Several ballet greats, including Alessandra Ferri and Irina Kolpakova, were reportedly there to honor Kent on her last night with the Ballet Theater. The Times writes that Kevin McKenzie, the company’s director, “simply and movingly knelt in homage to her.” Kent’s husband, Victor Barbee, the company’s associate artistic director, also shared an emotional moment with her on the stage, as did her two young children.

Concertmaster Benjamin Bowman wrote on Twitter that there wasn’t “a dry eye in the house.”

In a tribute to Kent last week, writer and ballet enthusiast Alexandra Villarreal wrote:

Julie Kent is an icon. She's the quintessential image of an American ballerina, poised and elegant. When onstage at the Kennedy Center or the Metropolitan Opera House, she seems an ethereal vision painted in the Rococo style, where everything is ideal, fragile, and ephemeral. She's emotion physicalized, evoking the world's misery, joy, and serendipity with every arabesque or change in épaulement.

Kent joined the American Ballet Theater in 1985, and was promoted to principal dancer in 1993. She is the company's longest-serving principal.

In an earlier interview, she told Villarreal that though the decision to retire was a challenging one, she ultimately felt that it was time she moved on.
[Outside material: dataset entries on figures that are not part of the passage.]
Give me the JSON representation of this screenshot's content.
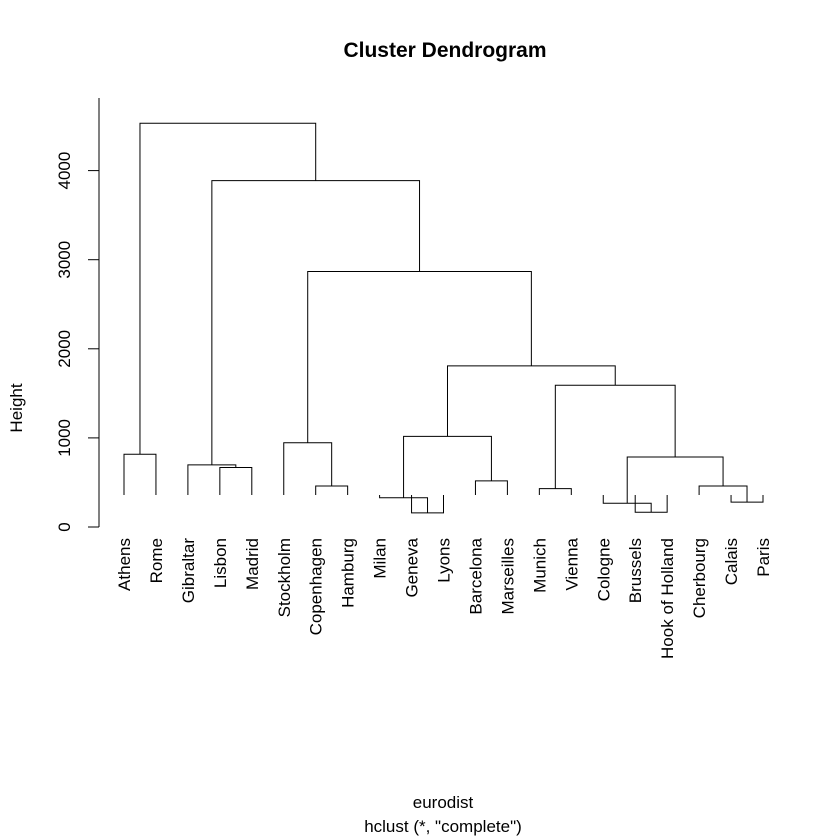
{
  "chart_data": {
    "type": "dendrogram",
    "title": "Cluster Dendrogram",
    "xlabel": "eurodist",
    "sublabel": "hclust (*, \"complete\")",
    "ylabel": "Height",
    "ylim": [
      0,
      4800
    ],
    "yticks": [
      0,
      1000,
      2000,
      3000,
      4000
    ],
    "leaves": [
      "Athens",
      "Rome",
      "Gibraltar",
      "Lisbon",
      "Madrid",
      "Stockholm",
      "Copenhagen",
      "Hamburg",
      "Milan",
      "Geneva",
      "Lyons",
      "Barcelona",
      "Marseilles",
      "Munich",
      "Vienna",
      "Cologne",
      "Brussels",
      "Hook of Holland",
      "Cherbourg",
      "Calais",
      "Paris"
    ],
    "merges": [
      {
        "id": "m1",
        "left": "L:Athens",
        "right": "L:Rome",
        "height": 817
      },
      {
        "id": "m2",
        "left": "L:Lisbon",
        "right": "L:Madrid",
        "height": 668
      },
      {
        "id": "m3",
        "left": "L:Gibraltar",
        "right": "m2",
        "height": 697
      },
      {
        "id": "m4",
        "left": "L:Copenhagen",
        "right": "L:Hamburg",
        "height": 460
      },
      {
        "id": "m5",
        "left": "L:Stockholm",
        "right": "m4",
        "height": 946
      },
      {
        "id": "m6",
        "left": "L:Geneva",
        "right": "L:Lyons",
        "height": 158
      },
      {
        "id": "m7",
        "left": "L:Milan",
        "right": "m6",
        "height": 328
      },
      {
        "id": "m8",
        "left": "L:Barcelona",
        "right": "L:Marseilles",
        "height": 517
      },
      {
        "id": "m9",
        "left": "m7",
        "right": "m8",
        "height": 1017
      },
      {
        "id": "m10",
        "left": "L:Munich",
        "right": "L:Vienna",
        "height": 430
      },
      {
        "id": "m11",
        "left": "L:Brussels",
        "right": "L:Hook of Holland",
        "height": 165
      },
      {
        "id": "m12",
        "left": "L:Cologne",
        "right": "m11",
        "height": 267
      },
      {
        "id": "m13",
        "left": "L:Calais",
        "right": "L:Paris",
        "height": 279
      },
      {
        "id": "m14",
        "left": "L:Cherbourg",
        "right": "m13",
        "height": 460
      },
      {
        "id": "m15",
        "left": "m12",
        "right": "m14",
        "height": 785
      },
      {
        "id": "m16",
        "left": "m10",
        "right": "m15",
        "height": 1591
      },
      {
        "id": "m17",
        "left": "m9",
        "right": "m16",
        "height": 1808
      },
      {
        "id": "m18",
        "left": "m5",
        "right": "m17",
        "height": 2867
      },
      {
        "id": "m19",
        "left": "m3",
        "right": "m18",
        "height": 3888
      },
      {
        "id": "m20",
        "left": "m1",
        "right": "m19",
        "height": 4532
      }
    ]
  }
}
"You just have to move forward, you know? You have to keep moving forward in life, because that's what life is," she said. "It's a forward progression. You just can't keep staying, and staying, and staying. And it doesn't make it easy. None of this is easy for me because as you can imagine, it's been my entire life for the past thirty years, but just because it's difficult doesn't mean it's bad."

Some of Kent's fans may disagree. She will clearly be sorely missed.